Beazley has shown his hand too early and the government will pinch what it can, draining Labor of momentum in the lead-up to next year's election. Beazley was never less convincing than when he talked about "a Beazley Labor government". He did his best, but Beazley's best will not get Labor into government.

03 May 2006

Beazley's a cat



It is in the nature of a weak man to pick on someone weaker than he and present this as evidence that he was not a weakling, whereupon someone viewed as harmless becomes contemptible. Kim Beazley is a cat. he reaction by the government is your standard empty cant, but Beazley and his last redoubt have been snivelling in defending the indefensible.

This is what has happened to Kim Beazley in his attempts to link the Beaconsfield mine disaster to his industrial relations campaign, the one shred of policy he has to show for himself after a decade in Opposition.
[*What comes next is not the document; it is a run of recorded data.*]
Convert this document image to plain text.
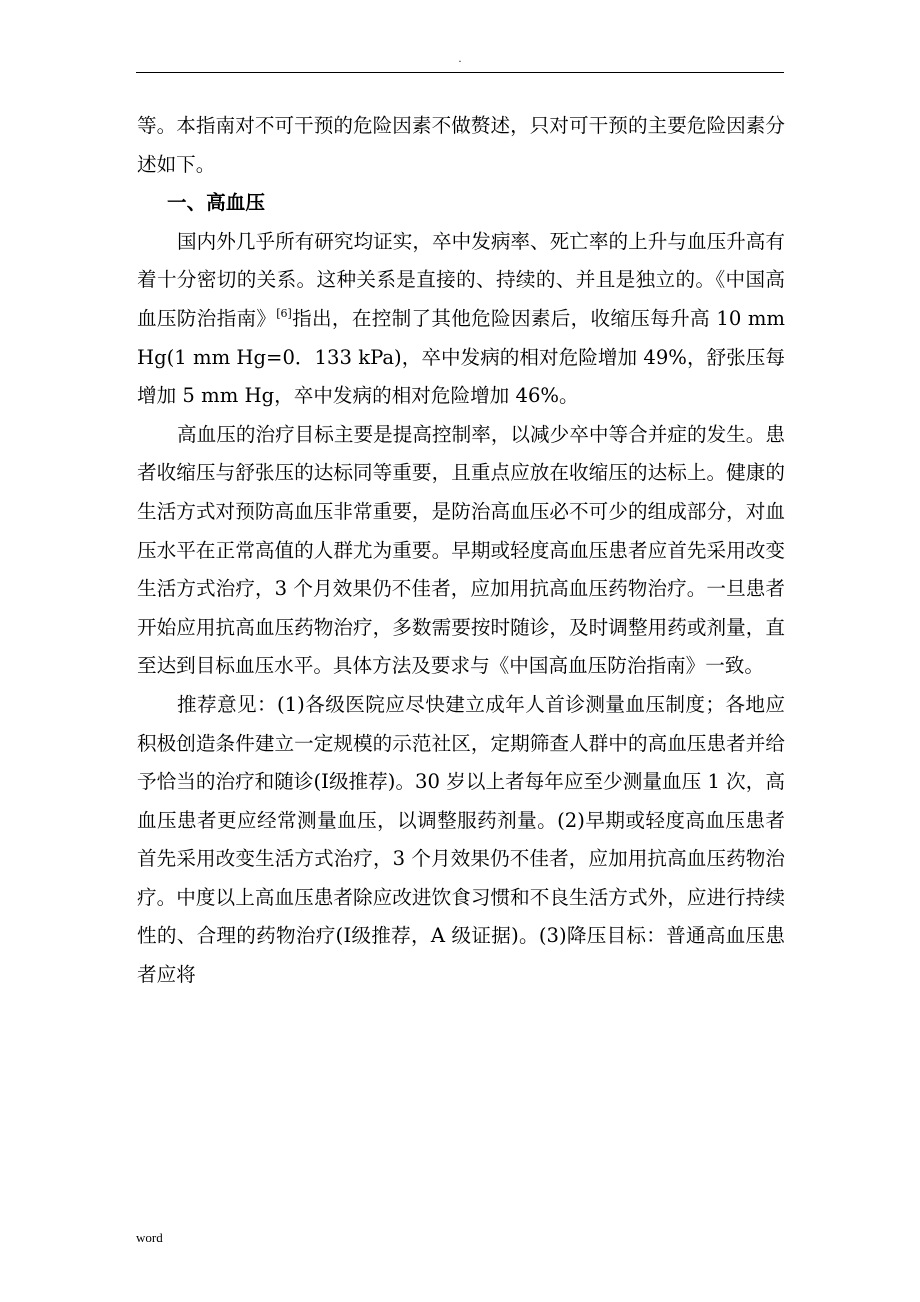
.

等。本指南对不可干预的危险因素不做赘述，只对可干预的主要危险因素分述如下。

一、高血压

国内外几乎所有研究均证实，卒中发病率、死亡率的上升与血压升高有着十分密切的关系。这种关系是直接的、持续的、并且是独立的。《中国高血压防治指南》[6]指出，在控制了其他危险因素后，收缩压每升高 10 mm Hg(1 mm Hg=0．133 kPa)，卒中发病的相对危险增加 49%，舒张压每增加 5 mm Hg，卒中发病的相对危险增加 46%。

高血压的治疗目标主要是提高控制率，以减少卒中等合并症的发生。患者收缩压与舒张压的达标同等重要，且重点应放在收缩压的达标上。健康的生活方式对预防高血压非常重要，是防治高血压必不可少的组成部分，对血压水平在正常高值的人群尤为重要。早期或轻度高血压患者应首先采用改变生活方式治疗，3 个月效果仍不佳者，应加用抗高血压药物治疗。一旦患者开始应用抗高血压药物治疗，多数需要按时随诊，及时调整用药或剂量，直至达到目标血压水平。具体方法及要求与《中国高血压防治指南》一致。

推荐意见：(1)各级医院应尽快建立成年人首诊测量血压制度；各地应积极创造条件建立一定规模的示范社区，定期筛查人群中的高血压患者并给予恰当的治疗和随诊(Ⅰ级推荐)。30 岁以上者每年应至少测量血压 1 次，高血压患者更应经常测量血压，以调整服药剂量。(2)早期或轻度高血压患者首先采用改变生活方式治疗，3 个月效果仍不佳者，应加用抗高血压药物治疗。中度以上高血压患者除应改进饮食习惯和不良生活方式外，应进行持续性的、合理的药物治疗(Ⅰ级推荐，A 级证据)。(3)降压目标：普通高血压患者应将

word
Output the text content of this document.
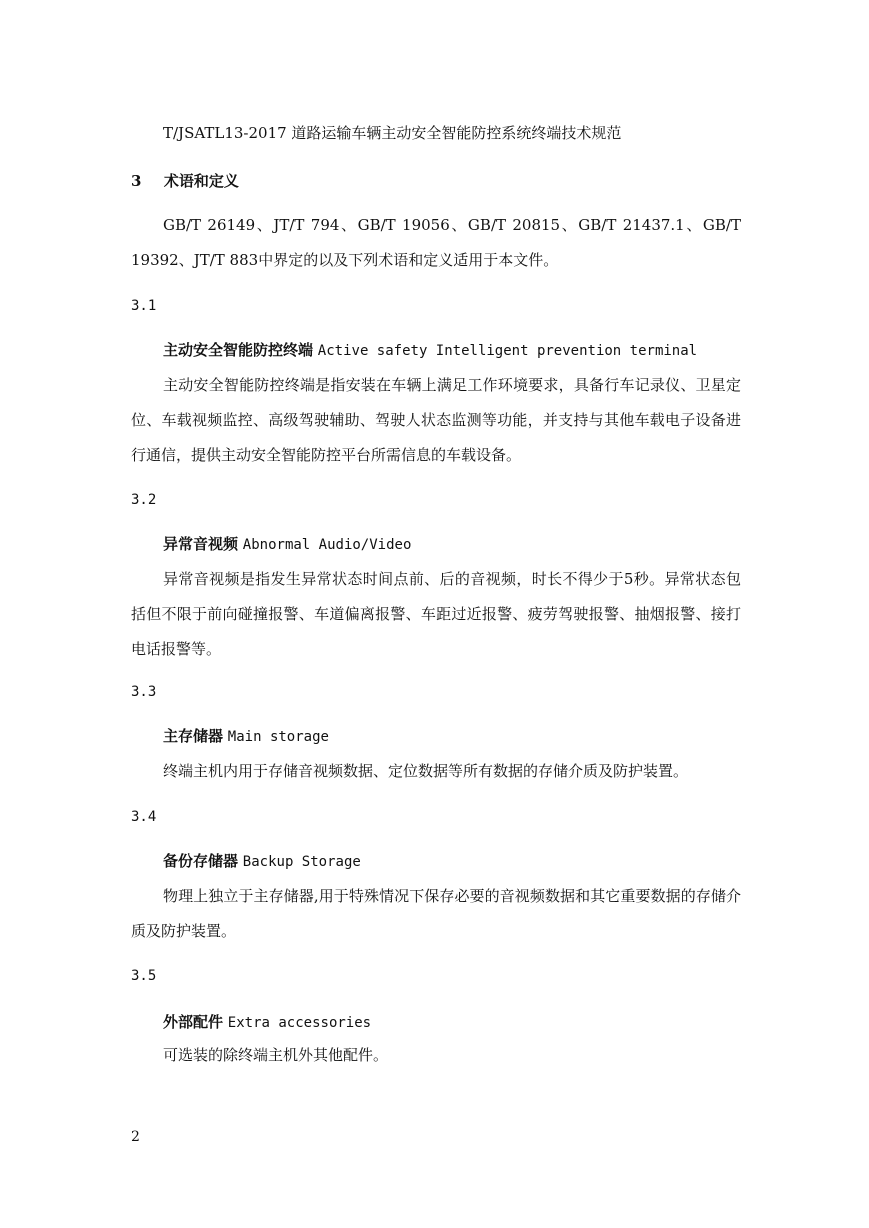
T/JSATL13-2017 道路运输车辆主动安全智能防控系统终端技术规范
3 术语和定义
GB/T 26149、JT/T 794、GB/T 19056、GB/T 20815、GB/T 21437.1、GB/T 19392、JT/T 883中界定的以及下列术语和定义适用于本文件。
3.1
主动安全智能防控终端 Active safety Intelligent prevention terminal
主动安全智能防控终端是指安装在车辆上满足工作环境要求，具备行车记录仪、卫星定位、车载视频监控、高级驾驶辅助、驾驶人状态监测等功能，并支持与其他车载电子设备进行通信，提供主动安全智能防控平台所需信息的车载设备。
3.2
异常音视频 Abnormal Audio/Video
异常音视频是指发生异常状态时间点前、后的音视频，时长不得少于5秒。异常状态包括但不限于前向碰撞报警、车道偏离报警、车距过近报警、疲劳驾驶报警、抽烟报警、接打电话报警等。
3.3
主存储器 Main storage
终端主机内用于存储音视频数据、定位数据等所有数据的存储介质及防护装置。
3.4
备份存储器 Backup Storage
物理上独立于主存储器,用于特殊情况下保存必要的音视频数据和其它重要数据的存储介质及防护装置。
3.5
外部配件 Extra accessories
可选装的除终端主机外其他配件。
2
This really is contemptible opportunism. Maybe the miners and their families are rusted on Labor people and would agree with Beazley - but the fact that he hasn't staged a photo op with them would suggest otherwise.

This is where Malcolm Farr's article gets it wrong. True, Beazley's comments were brief, but anyone involved in media and politics as long as Beazley or Farr would know that the media only ever siezes upon grabs of a speech - and sometimes not the grabs that the speechmaker would prefer. Let's try the same thing on Farr's article:


Beazley unveils his true colours

Rubbish! His true colours are dithering, steady-as-she-goes inertia and cover-up/panic when presented with insoluble proof that the ground has shifted under his feet (note: this last metaphor is not a Beaconsfield reference).


Beazley brought in his closest advisers and told them he wanted a tougher approach in his second crack as Opposition Leader.

This worked so well for Andrew Peacock in 1989, and as I've said before Beazley is Labor's Peacock. Peacock could do the scowl and mock-outrage too. You're old enough to remember Peacock too Malcolm, shame on you for not telling the readers you saw this movie the first time around. And let's not have any nonsense from a politician who doesn't want to be popular: oh, yes he does.


John Howard would never take a Beazley-led Labor for granted, and now has to size up a familiar opponent more prepared to take risks.

Howard might not be as complacent as Costello can seem to be, but he has roped this dope before and will do so again. The latter part of this sentence could read: if you thought Beazley was weak when he stood where he was most comfortable, wait till he moves into unfamiliar territory. Next time Beazley says something that makes people gasp, that shows he has gone too far and been tasteless in his quest for political traction, maybe Malcolm Farr will apologise for him then too.

If you saw Warren Brown's cartoon a few pages after Farr's article, you'd be forgiven for thinking heartlessness toward the miners was Tele policy. A tragedy isn't a tragedy unless it can be tied back to Sydney, it seems.

Or, perhaps not. Writing the occasional story in favour of an oft-attacked politician might stop the flow of information from drying up completely, because you never know how many of Beazley's supporters might stay around until the next Labor government. It might give a senior, hidebound reporter that he's really the young iconoclast the considers himself. However, it does nothing for readers trying to work out what alternative they have to the current government (if any). Mend your fences in your own time Malcolm and tell it like it is: Kim Beazley's days are numbered and their road to government begins only after he no longer leads them. Pronouncing that a carcass has pulse disgraces not the corpse but the one making the diagnosis.